WHAT’S HAPPENING NOW?
Water Wairarapa is currently at a crucial stage in determining scheme feasibility with a lot of activity going on. View the indicative feasibility timeline here.
Talking with farmers
Understanding farmer interest in investing in irrigation and/or scheme ownership is a vital component of establishing scheme feasibility. We continue to talk one-on-one with farmers in the broad supply area to provide information, answer questions and hear farmers’ views on their interest in irrigation.
We are not asking farmers to sign up at this stage. At this point, we are looking for an indication of whether farmers want the option of purchasing irrigation water in the future.Ultimately, a critical mass of farmers and other users would need to commit to buying water for the scheme to become a reality.
An initial series of studies provide information to farmers on irrigated land use options. The case studies assessed financial viability, on-farm nutrient impacts, and the management and lifestyle implications of changing from current un-irrigated land uses.
Find out more here.
Talking with local Councils
Water Wairarapa is actively exploring ways in which the proposed scheme could help improve the overall management resilience, efficiency and reliability of the Ruamāhanga catchment's water resource. For example, could water be provided to help stop streams almost drying up in summer? Could it help solve toxic algae problems? Could it support the long-term supply of municipal water? These questions are being explored with local councils.
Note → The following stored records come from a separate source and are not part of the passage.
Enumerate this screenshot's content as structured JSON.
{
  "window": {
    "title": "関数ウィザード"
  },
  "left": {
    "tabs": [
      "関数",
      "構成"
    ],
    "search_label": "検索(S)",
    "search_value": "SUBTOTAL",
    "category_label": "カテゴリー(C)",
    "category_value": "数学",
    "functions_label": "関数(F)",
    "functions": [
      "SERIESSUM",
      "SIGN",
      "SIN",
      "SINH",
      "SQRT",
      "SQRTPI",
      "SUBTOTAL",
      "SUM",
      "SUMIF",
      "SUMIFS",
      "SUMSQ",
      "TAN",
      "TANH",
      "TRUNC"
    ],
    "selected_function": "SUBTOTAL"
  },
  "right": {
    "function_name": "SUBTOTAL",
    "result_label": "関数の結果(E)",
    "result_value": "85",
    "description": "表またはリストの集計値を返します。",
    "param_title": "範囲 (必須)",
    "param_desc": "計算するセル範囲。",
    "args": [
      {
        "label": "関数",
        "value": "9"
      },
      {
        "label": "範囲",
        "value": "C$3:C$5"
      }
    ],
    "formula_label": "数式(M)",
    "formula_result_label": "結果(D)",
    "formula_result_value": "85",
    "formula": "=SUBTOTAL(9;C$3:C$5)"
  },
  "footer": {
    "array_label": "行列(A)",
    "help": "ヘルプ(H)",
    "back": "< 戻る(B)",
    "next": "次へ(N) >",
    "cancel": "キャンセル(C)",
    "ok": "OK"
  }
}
An initial version of a financial model is being developed to understand how the main assumptions about commercial structure and investment impact scheme viability.
Initial exploratory drilling was completed in May at two locations to further assess their viability as dam sites. The sites are at Black Creek, located in the Kaituna area west of Masterton, and Tividale in the Tauweru catchment northeast of Masterton. The drilling extracted core rock samples for geotechnical assessment, which found that both locations are suitable for further assessmenr of viability. The summary report with results of the drilling can be found here.
Testing water availability
Following on from spot gauging carried out in 2014/15 , real-time monitoring gauges have been set up in the rivers that would supply the stored water at times of high flows.
Data collected will increase understanding of the water availability, flow dynamics (high and low), and influences of tributaries and rain events in those catchment areas. The monitoring will also help determine the Tauweru River’s suitability for transporting water from the proposed Tividale reservoir to users in eastern and southern parts of Wairarapa.